3. Healthcare costs are rising
- The average annual cost for health care for those 65 and older is $5,248.
The rising costs associated with healthcare don’t help matters much, either. It’s getting more expensive to stay well, and that’s keeping some Americans from saving as much as they could for retirement. According to the Bureau of Labor Statistics Consumer Expenditure Survey, the average annual cost for health care for those 65 and older is $5,248. Some of the most expensive costs associated with health care include health insurance (annual average of $3,592), medical services (annual average of $932), and medicine (annual average of $550).
Next: Housing costs are holding some people back.
4. Many are struggling with mortgage debt
- In 2011, 30% of those age 65 and older were carrying mortgage debt.
Some Americans still have mortgage debt lingering over their heads close to the time they hoped to retire and even during retirement. Older Americans who are close to retirement and still have a mortgage are struggling to save for their golden years. The Consumer Financial Protection Bureau reported the percentage of those age 65 and older carrying mortgage debt has risen from 22% in 2001 to 30% in 2011.
Next: Less employers are offering this.
5. Fewer employers are offering a 401(k)
- Just 14% of companies made 401(k) plans available to their employees in 2012,
Although financial experts emphasize the importance of having a 401(k), fewer employers are offering them. However, those who do have a 401(k) are not putting all that much into their accounts. Just 14% of companies made 401(k) plans available to their employees in 2012, according to 2017 U.S. Census Bureau research. Among that group, only about a third of workers contributed to their plans.
Next: A tough choice
6. More workers are taking care of aging parents
- There are roughly 40.4 million unpaid caregivers of adults ages 65 and older in the U.S.

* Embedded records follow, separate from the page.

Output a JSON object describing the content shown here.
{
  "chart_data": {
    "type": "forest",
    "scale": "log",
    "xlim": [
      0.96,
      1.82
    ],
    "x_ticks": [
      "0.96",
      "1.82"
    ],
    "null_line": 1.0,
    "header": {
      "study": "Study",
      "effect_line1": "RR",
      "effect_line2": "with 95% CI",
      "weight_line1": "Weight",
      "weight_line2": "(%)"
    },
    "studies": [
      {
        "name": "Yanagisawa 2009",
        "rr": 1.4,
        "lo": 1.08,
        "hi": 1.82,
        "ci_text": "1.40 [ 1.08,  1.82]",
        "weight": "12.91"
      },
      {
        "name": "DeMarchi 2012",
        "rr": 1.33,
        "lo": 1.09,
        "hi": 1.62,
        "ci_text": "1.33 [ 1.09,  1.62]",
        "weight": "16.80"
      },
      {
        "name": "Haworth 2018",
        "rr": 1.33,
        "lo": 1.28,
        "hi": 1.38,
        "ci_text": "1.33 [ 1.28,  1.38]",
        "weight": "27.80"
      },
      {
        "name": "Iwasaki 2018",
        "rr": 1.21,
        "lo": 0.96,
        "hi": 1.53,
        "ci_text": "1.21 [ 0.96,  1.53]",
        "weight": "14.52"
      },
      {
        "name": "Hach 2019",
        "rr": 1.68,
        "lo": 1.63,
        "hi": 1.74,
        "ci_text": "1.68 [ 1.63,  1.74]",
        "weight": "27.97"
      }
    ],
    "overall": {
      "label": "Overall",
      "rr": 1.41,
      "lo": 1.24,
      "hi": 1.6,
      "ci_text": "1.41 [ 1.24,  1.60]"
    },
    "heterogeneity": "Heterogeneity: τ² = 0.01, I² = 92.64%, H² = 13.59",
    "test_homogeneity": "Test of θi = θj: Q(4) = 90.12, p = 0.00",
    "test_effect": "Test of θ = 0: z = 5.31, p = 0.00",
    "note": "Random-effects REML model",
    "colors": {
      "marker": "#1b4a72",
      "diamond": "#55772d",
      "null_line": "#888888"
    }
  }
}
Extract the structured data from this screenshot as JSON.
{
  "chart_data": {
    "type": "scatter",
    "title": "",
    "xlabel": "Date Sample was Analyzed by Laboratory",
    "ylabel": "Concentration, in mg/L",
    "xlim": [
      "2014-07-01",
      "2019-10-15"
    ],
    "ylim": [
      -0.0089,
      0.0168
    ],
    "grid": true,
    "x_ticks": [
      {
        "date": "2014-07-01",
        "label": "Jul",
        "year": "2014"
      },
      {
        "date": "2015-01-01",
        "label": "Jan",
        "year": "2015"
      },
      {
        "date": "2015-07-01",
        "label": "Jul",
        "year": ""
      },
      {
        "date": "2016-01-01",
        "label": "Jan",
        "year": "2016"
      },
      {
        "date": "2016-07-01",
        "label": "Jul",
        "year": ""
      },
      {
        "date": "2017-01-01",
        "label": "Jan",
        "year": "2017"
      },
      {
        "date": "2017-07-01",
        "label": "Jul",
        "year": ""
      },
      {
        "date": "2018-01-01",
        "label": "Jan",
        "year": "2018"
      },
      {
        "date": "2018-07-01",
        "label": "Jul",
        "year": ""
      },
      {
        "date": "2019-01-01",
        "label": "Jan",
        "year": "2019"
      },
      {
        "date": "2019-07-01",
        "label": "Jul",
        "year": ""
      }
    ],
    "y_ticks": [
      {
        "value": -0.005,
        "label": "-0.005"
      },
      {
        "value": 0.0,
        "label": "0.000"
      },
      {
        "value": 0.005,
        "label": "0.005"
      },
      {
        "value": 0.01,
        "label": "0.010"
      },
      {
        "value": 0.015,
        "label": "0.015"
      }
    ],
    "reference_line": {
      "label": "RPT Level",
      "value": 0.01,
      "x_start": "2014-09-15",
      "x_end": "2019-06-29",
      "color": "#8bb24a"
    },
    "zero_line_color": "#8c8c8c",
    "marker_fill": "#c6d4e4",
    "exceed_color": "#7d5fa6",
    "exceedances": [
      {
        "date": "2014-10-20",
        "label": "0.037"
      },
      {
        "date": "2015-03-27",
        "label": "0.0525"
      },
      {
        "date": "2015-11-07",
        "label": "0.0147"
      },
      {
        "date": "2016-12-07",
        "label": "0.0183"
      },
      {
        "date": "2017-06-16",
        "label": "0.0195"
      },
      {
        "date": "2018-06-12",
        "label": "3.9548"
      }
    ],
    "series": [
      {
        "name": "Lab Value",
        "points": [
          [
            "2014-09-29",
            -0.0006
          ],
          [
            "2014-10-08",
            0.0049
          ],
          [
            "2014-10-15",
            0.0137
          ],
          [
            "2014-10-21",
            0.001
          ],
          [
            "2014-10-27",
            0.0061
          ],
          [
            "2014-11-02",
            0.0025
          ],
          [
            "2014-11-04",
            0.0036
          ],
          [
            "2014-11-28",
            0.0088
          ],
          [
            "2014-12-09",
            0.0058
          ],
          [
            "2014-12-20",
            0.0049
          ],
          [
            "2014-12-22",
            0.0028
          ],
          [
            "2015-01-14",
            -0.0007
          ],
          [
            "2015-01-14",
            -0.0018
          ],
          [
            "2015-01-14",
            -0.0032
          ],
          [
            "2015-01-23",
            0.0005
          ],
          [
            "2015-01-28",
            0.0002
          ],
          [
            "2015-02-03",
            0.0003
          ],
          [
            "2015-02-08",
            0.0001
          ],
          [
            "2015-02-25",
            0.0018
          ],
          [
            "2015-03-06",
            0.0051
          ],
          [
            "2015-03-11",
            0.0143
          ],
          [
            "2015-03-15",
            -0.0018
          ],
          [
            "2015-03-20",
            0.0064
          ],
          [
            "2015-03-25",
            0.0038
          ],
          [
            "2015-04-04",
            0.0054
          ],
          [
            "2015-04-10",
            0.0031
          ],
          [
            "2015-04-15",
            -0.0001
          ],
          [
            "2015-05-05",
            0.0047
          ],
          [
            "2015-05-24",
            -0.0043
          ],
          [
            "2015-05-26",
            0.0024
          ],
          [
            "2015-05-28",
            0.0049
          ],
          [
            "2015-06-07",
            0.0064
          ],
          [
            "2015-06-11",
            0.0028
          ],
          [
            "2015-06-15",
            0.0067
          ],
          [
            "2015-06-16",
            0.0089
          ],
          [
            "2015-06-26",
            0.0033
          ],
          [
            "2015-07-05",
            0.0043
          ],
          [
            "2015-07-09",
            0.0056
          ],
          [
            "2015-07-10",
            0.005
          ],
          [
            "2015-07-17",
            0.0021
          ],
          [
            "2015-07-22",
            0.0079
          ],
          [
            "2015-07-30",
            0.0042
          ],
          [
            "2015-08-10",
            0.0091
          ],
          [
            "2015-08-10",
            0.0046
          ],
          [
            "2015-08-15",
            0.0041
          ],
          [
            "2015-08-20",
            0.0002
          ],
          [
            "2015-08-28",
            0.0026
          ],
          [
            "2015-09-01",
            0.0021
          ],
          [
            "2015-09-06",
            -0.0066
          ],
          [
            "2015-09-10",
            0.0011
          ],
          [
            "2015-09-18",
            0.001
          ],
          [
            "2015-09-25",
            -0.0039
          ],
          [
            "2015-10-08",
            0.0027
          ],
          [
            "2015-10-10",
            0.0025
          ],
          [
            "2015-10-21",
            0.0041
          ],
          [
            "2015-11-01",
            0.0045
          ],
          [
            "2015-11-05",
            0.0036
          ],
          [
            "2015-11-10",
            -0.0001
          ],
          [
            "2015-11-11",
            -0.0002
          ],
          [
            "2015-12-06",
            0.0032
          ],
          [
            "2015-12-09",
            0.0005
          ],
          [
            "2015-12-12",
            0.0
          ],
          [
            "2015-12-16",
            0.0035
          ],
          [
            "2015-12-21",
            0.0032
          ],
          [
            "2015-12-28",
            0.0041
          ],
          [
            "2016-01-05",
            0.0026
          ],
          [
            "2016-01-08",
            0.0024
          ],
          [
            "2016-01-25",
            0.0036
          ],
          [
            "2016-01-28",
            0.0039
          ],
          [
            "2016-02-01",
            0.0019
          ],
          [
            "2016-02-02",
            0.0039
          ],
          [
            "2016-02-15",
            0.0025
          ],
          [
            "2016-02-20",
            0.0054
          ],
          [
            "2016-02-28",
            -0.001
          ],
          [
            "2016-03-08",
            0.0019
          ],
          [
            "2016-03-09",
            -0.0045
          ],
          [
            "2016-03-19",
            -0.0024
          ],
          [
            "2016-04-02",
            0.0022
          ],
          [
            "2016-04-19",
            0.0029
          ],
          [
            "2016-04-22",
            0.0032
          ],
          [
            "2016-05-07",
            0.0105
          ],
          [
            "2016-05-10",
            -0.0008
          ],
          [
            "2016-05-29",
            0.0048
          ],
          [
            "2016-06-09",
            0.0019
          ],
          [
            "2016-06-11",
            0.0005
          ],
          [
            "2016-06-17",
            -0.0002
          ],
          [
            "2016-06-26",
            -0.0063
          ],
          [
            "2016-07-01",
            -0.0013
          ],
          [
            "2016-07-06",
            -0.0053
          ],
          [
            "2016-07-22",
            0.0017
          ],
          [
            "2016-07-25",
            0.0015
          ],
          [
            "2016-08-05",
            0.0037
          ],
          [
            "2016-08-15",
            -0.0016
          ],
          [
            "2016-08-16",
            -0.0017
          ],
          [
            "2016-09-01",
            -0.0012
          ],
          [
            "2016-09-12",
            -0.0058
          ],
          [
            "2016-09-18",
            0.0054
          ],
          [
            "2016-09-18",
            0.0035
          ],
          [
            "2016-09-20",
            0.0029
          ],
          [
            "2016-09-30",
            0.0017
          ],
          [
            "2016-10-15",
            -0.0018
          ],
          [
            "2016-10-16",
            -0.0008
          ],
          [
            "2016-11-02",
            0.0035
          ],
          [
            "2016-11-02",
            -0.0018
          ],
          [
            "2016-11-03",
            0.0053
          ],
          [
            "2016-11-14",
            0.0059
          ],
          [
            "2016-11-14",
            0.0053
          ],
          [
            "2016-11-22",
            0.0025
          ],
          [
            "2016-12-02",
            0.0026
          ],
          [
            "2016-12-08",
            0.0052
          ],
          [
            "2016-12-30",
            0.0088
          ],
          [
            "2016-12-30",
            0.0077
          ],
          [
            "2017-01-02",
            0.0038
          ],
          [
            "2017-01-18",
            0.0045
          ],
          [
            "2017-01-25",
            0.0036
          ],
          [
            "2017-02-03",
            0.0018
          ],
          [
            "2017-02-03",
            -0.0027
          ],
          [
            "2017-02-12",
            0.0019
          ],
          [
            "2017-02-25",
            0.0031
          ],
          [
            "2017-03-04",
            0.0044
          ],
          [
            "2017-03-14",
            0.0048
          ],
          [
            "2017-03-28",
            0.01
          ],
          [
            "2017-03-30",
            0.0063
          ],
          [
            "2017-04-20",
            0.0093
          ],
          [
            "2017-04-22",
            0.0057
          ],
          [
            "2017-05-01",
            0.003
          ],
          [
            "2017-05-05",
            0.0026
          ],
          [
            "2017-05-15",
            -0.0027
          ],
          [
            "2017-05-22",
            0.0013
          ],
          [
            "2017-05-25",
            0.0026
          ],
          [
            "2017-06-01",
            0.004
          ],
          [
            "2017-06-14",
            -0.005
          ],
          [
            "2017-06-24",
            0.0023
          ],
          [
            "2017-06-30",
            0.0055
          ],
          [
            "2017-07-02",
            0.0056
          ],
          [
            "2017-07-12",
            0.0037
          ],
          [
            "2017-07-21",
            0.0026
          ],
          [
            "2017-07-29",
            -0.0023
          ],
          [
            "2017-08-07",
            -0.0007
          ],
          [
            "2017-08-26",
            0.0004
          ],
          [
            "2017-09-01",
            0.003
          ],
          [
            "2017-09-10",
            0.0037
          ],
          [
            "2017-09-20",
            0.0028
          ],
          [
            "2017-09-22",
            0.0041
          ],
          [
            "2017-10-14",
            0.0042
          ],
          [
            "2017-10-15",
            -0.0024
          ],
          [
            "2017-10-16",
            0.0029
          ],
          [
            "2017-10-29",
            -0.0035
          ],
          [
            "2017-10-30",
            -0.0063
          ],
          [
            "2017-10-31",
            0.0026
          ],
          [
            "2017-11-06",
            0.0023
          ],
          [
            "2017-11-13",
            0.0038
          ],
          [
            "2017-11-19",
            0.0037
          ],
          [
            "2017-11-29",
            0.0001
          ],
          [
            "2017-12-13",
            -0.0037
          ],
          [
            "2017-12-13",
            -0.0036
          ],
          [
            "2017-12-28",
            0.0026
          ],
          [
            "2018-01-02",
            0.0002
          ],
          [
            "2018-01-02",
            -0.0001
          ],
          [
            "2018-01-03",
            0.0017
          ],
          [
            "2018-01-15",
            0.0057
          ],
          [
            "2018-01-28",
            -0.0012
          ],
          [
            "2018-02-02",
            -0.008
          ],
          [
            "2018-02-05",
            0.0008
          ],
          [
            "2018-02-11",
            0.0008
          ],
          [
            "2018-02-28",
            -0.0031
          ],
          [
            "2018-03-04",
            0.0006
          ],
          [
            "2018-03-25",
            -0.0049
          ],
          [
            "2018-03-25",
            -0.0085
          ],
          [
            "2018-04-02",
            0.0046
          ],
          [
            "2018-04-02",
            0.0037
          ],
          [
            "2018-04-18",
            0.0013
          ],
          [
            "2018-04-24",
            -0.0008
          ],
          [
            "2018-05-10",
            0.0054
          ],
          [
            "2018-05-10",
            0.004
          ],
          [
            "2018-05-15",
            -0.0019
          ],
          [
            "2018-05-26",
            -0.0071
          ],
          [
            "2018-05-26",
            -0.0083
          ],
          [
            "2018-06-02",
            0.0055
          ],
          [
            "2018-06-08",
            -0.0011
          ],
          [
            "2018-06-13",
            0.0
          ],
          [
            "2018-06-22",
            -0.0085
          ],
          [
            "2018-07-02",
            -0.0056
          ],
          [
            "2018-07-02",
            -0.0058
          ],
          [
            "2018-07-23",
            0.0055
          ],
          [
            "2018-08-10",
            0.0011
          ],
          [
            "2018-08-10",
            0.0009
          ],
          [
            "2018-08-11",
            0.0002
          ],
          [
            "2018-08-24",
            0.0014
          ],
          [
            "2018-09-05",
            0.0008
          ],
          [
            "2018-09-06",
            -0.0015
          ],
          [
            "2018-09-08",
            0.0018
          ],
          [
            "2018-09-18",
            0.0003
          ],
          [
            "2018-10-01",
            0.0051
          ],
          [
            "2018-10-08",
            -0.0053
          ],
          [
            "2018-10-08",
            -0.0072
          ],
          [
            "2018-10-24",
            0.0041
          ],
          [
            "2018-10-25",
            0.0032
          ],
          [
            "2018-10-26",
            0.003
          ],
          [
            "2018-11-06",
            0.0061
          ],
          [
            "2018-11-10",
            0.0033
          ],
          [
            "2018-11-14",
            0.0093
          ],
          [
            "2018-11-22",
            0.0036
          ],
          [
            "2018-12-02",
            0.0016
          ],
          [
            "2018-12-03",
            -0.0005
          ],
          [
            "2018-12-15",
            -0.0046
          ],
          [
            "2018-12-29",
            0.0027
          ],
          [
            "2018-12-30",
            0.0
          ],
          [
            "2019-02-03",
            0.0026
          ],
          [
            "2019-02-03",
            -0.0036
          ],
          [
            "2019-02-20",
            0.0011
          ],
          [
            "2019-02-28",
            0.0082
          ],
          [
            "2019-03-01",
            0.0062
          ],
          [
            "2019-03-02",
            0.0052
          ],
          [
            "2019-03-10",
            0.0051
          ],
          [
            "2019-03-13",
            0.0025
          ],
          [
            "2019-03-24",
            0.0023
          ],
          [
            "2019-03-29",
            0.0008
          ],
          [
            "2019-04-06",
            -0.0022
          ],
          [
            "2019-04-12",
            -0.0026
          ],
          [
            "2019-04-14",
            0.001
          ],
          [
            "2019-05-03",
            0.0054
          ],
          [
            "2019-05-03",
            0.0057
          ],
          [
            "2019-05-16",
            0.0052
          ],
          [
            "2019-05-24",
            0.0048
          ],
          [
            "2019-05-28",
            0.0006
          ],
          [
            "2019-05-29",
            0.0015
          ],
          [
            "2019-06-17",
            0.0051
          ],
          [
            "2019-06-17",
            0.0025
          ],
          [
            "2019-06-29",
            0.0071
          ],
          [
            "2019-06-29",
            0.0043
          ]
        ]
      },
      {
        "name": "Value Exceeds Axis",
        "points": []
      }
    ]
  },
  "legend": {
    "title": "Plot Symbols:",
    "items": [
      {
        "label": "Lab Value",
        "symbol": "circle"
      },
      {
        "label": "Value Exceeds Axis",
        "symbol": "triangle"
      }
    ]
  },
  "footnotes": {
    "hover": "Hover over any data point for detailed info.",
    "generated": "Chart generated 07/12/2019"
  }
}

As parents get older, they tend to need more physical and financial help. Consequently, American workers are sandwiched between providing financial support to their children and aging parents. This could significantly impact one’s ability to save for retirement. There are roughly 40.4 million unpaid caregivers of adults ages 65 and older in the U.S. Among that group, 9 out of 10 are taking care of an aging relative, according to Pew Research Center.
Next: Together forever?
7. Adult children are reluctant to leave the nest
- 58% of parents said they provided financial help to their adult children.
Another reason retirement is becoming tougher is because adult children are either returning home or reluctant to leave at all. In 2014, adults between the ages of 18 and 34 were more likely to be living with their parents than with a spouse or partner or on their own, according to Pew Research. This arrangement could add significant financial stress. In addition, roughly 39% of parents surveyed in another Pew Research poll said they helped their adult children with errands, housework, and home repairs. Furthermore, 58% said they provided financial help to their adult children.
Next: A debt that never seems to go away.
8. Student loan debt is still a problem
- Older workers who have been paying down student loan debt over the last five years have saved $182,000 less for retirement.
You might think only younger people are struggling with student loan debt, but that’s not the case. The number of people age 60 and older who have student loan debt has quadrupled over the last decade, according to the Consumer Financial Protection Bureau. That’s because some parents and grandparents take out loans to assist their children and grandchildren with college tuition. Older workers who have been paying down student loan debt over the last five years have saved $182,000 less for retirement, according to AARP’s 2017 Financial Innovation Frontiers study.